Fanya Foss


Fanya Foss was a Ukraine-born American screenwriter, short story writer, and television writer active in Hollywood during the 1940s, 1950s, and 1960s. She was married to actor-filmmaker Marc Lawrence, with whom she had a daughter, actress Toni Lawrence, and a son, artist Michael Lawrence.

Biography

Fanya was born into a Jewish family in Odessa, Ukraine, in 1906, and moved to New York City with her family when she was a year old. Against her parents' wishes, she married her first husband, the writer Edward Dahlberg, while she was only 17; that marriage would end in divorce. As a talented young singer, she won a scholarship to Juilliard and toured Paris. She later married Gordon Kingman.
She returned to New York City and took a position as a librarian at Columbia University before she began working at The Brooklyn Eagle as a reporter and then became an editor at a publishing house, where she specialized in travel books. Her stint as a literary editor led her to some travels of her own; she left NYC with $25, determined to see the country.

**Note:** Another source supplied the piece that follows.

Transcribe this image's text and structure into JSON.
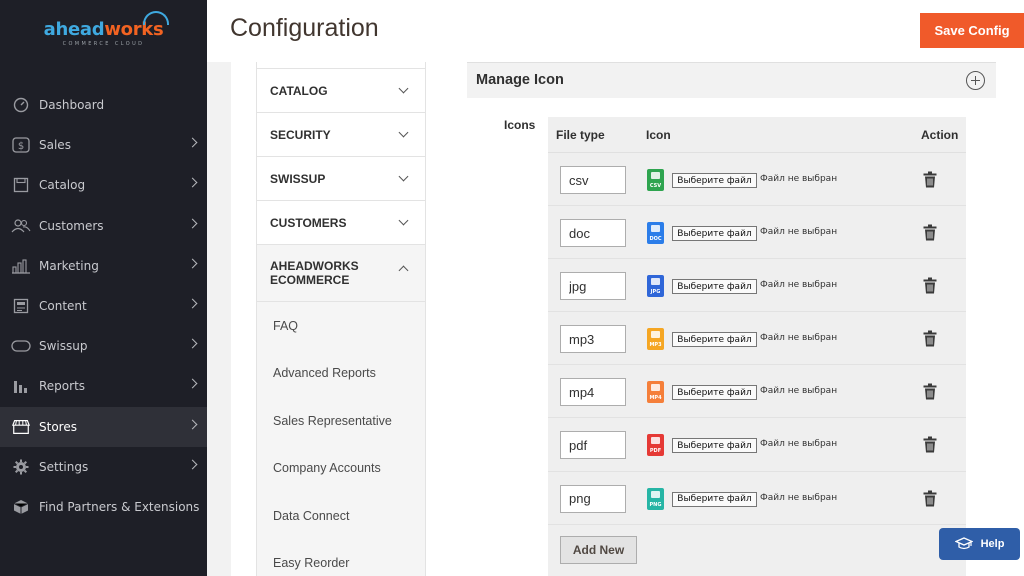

During this trip, she ended up working in various bookstores and art shops; while on the road, she learned one of her mystery thriller scripts had sold to RKO.
She met character actor Marc Lawrence while working in Hollywood; the pair were married in Las Vegas in 1942. After the 1940s, she concentrated primarily on writing television, although she did collaborate with her husband on films like 1965's Nightmare in the Sun and 1973's Pigs. The pair lived in Rome in the 1950s to avoid the Hollywood blacklist. Fanya was a member of the Screen Writers Guild.
She died in Palm Springs, California, on December 12, 1995.